Die Oö. Landesregierung sucht ferner die rechtsstaatlichen Bedenken des Verfassungsgerichtshofes gegenüber dem von ihr erlassenen Raumordnungsprogramm damit zu entkräften, daß die gebotene inhaltliche Bestimmtheit "für 'jeden Rechtsunterworfenen' (über die Gemeinde als Planungsbehörde hinaus) wohl spätestens mit der Erlassung des Flächenwidmungsplanes, der ja eine exakte ziffernmäßige Angabe der zulässigen Gesamtverkaufsfläche enthalten muß, ohnehin gegeben ist". Dem ist entgegenzuhalten, daß sich die Anforderungen an den Planinhalt und die planerische Bestimmtheit der Festlegungen eines Raumordnungsprogramms, mit dem Gebiete für Geschäftsbauten für den überörtlichen Bedarf bestimmt werden, gemäß § 24 Abs 3 Oö. ROG 1994 aus der in jener Gesetzesvorschrift vorgesehenen Begrenzung des Höchstausmaßes "der zu widmenden Grundfläche" sowie "der Gesamtverkaufsfläche" ergeben. Dem kann auch die verfassungsrechtlich zulässige, ja sogar gebotene (Art118 Abs 3 Z 9 B-VG) planerische Gestaltungsfreiheit der Gemeinde nicht entgegengehalten werden, weil jene Gestaltungsfreiheit aus einer - bewußten und gewollten - Einräumung eines Entscheidungsspielraums durch den (Raumordnungs-)Gesetzgeber resultiert, nicht aber aus den normativen Unzulänglichkeiten einer Umschreibung des Inhaltes eines überörtlichen Raumordnungsprogramms folgen kann.

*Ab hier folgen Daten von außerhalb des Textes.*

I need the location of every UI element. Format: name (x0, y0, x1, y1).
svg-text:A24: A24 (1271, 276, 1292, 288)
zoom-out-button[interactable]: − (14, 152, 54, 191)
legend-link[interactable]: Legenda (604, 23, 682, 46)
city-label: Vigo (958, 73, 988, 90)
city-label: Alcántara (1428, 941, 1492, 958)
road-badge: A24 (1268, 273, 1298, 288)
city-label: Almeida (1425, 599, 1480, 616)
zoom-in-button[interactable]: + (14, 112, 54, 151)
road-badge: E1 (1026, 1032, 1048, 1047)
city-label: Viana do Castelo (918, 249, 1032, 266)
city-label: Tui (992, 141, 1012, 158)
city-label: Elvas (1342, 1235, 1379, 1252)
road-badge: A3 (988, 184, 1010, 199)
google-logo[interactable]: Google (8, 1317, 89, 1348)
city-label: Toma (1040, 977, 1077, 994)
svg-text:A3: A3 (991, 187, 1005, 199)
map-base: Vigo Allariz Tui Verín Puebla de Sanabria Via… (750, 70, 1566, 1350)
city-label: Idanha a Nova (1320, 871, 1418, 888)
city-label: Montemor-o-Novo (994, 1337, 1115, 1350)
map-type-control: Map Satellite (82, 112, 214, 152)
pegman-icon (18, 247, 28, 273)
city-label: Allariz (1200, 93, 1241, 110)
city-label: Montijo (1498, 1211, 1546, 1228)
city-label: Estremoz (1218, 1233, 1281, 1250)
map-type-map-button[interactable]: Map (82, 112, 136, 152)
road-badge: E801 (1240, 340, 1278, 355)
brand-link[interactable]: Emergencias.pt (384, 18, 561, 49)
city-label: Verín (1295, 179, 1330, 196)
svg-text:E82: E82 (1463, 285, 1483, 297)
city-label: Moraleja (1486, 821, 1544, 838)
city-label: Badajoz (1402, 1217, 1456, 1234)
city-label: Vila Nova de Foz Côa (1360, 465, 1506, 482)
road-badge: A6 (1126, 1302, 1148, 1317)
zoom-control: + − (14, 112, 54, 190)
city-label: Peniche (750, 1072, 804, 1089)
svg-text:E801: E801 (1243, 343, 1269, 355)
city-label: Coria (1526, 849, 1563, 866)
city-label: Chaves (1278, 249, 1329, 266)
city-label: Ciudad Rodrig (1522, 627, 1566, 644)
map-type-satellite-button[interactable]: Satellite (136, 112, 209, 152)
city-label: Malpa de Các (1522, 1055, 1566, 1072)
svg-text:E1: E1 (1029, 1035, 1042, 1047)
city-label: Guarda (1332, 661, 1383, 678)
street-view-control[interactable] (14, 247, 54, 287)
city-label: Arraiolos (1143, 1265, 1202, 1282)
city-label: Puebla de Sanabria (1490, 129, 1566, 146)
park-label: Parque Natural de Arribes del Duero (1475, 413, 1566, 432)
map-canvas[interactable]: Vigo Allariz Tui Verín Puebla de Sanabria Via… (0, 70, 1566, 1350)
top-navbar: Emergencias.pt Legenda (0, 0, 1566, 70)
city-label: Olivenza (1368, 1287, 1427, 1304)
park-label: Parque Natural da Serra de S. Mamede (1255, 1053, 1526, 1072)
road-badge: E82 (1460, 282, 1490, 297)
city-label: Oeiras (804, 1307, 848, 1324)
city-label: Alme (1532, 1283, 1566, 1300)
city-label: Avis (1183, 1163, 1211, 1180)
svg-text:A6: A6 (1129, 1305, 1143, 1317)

b) Die Anlage 2 zum Raumordnungsprogramm der Oö. Landesregierung, LGBl. 68/1998, ist aber auch deswegen gesetzwidrig, weil im § 2 der Verordnung vorgesehen ist, daß die Widmung für Geschäftsbauten für den überörtlichen Bedarf auf den in der Anlage 2 angeführten Grundstücken der Gemeinde Pasching "mit der Rechtswirksamkeit des jeweiligen Flächenwidmungsplans samt örtlichem Entwicklungskonzept außer Kraft" tritt.

§ 24 Abs 3 Oö. ROG 1994 zufolge darf eine Gemeinde bei ihrer Flächenwidmung Gebiete für überörtliche Geschäftsbauten nur insoweit vorsehen, "als in einem Raumordnungsprogramm bestimmt ist, daß eine dieser Widmung entsprechende Verwendung von Grundflächen in der betreffenden Gemeinde zulässig ist". Der Gesetzgeber ist sohin davon ausgegangen, daß die Widmung eines Gebietes für Geschäftsbauten durch eine Gemeinde nicht nur zum Zeitpunkt der Erlassung des Flächenwidmungsplanes durch ein Raumordnungsprogramm der Landesregierung zugelassen sein muß, sondern daß darüber hinaus die Rechtmäßigkeit einer gemeindlichen Flächenwidmung von Gebieten für Geschäftsbauten in ihrer gesamten Geltungsdauer davon abhängig ist, daß ihr ein geltendes Raumordnungsprogramm der Landesregierung zugrunde liegt.

Entgegen der Auffassung der Oö. Landesregierung läßt sich § 2 ihres Raumordnungsprogramms auch nicht mit der Anordnung des § 39 Abs 4 Z 2 zweiter Satz Oö. ROG 1994 begründen und rechtfertigen, wonach die Erlassung eines Raumordnungsprogramms "dann nicht erforderlich" ist, "wenn sich weder die Gesamtverkaufsfläche noch der Verwendungszweck ändern soll". Mit dem durch § 2 des Raumordnungsprogramms LGBl. 68/1998 angeordneten Außerkrafttreten des Raumordnungsprogramms "mit der Rechtswirksamkeit des jeweiligen Flächenwidmungsplans samt örtlichem Entwicklungskonzept" wird ein der Intention des Gesetzgebers gerade gegenteiliger Effekt bewirkt, weil damit die grundstücksbezogene Widmung für überörtliche Geschäftsbauten, die durch das Raumordnungsprogramm LGBl. 68/1998 an sich zugelassen wurde, gleichzeitig mit der Erlassung des Flächenwidmungsplanes wiederum unzulässig und daher rechtswidrig wird. Ein Raumordnungsprogramm für Gebiete für Geschäftsbauten in seinem zeitlichen Geltungsbereich derart zu beschränken, daß es für die entsprechende fortdauernde Widmung im gemeindlichen Flächenwidmungsplan keine Rechtsgrundlage (mehr) bildet, widerspricht dem Gesetz.

3. Die Anlage 2 zum Raumordnungsprogramm der Oö. Landesregierung, LGBl. 68/1998, ist daher sowohl wegen mangelnder rechtsstaatlicher Klarheit des Planinhaltes als auch wegen gesetzwidriger Umschreibung ihres zeitlichen Geltungsbereiches gemäß Art 139 Abs 1 B-VG aufzuheben.

Der Ausspruch über die Kundmachung der Aufhebung stützt sich auf Art 139 Abs 5 erster Satz B-VG.

Dies konnte vom Verfassungsgerichtshof gemäß § 19 Abs 4 erster Satz VerfGG ohne mündliche Verhandlung beschlossen werden.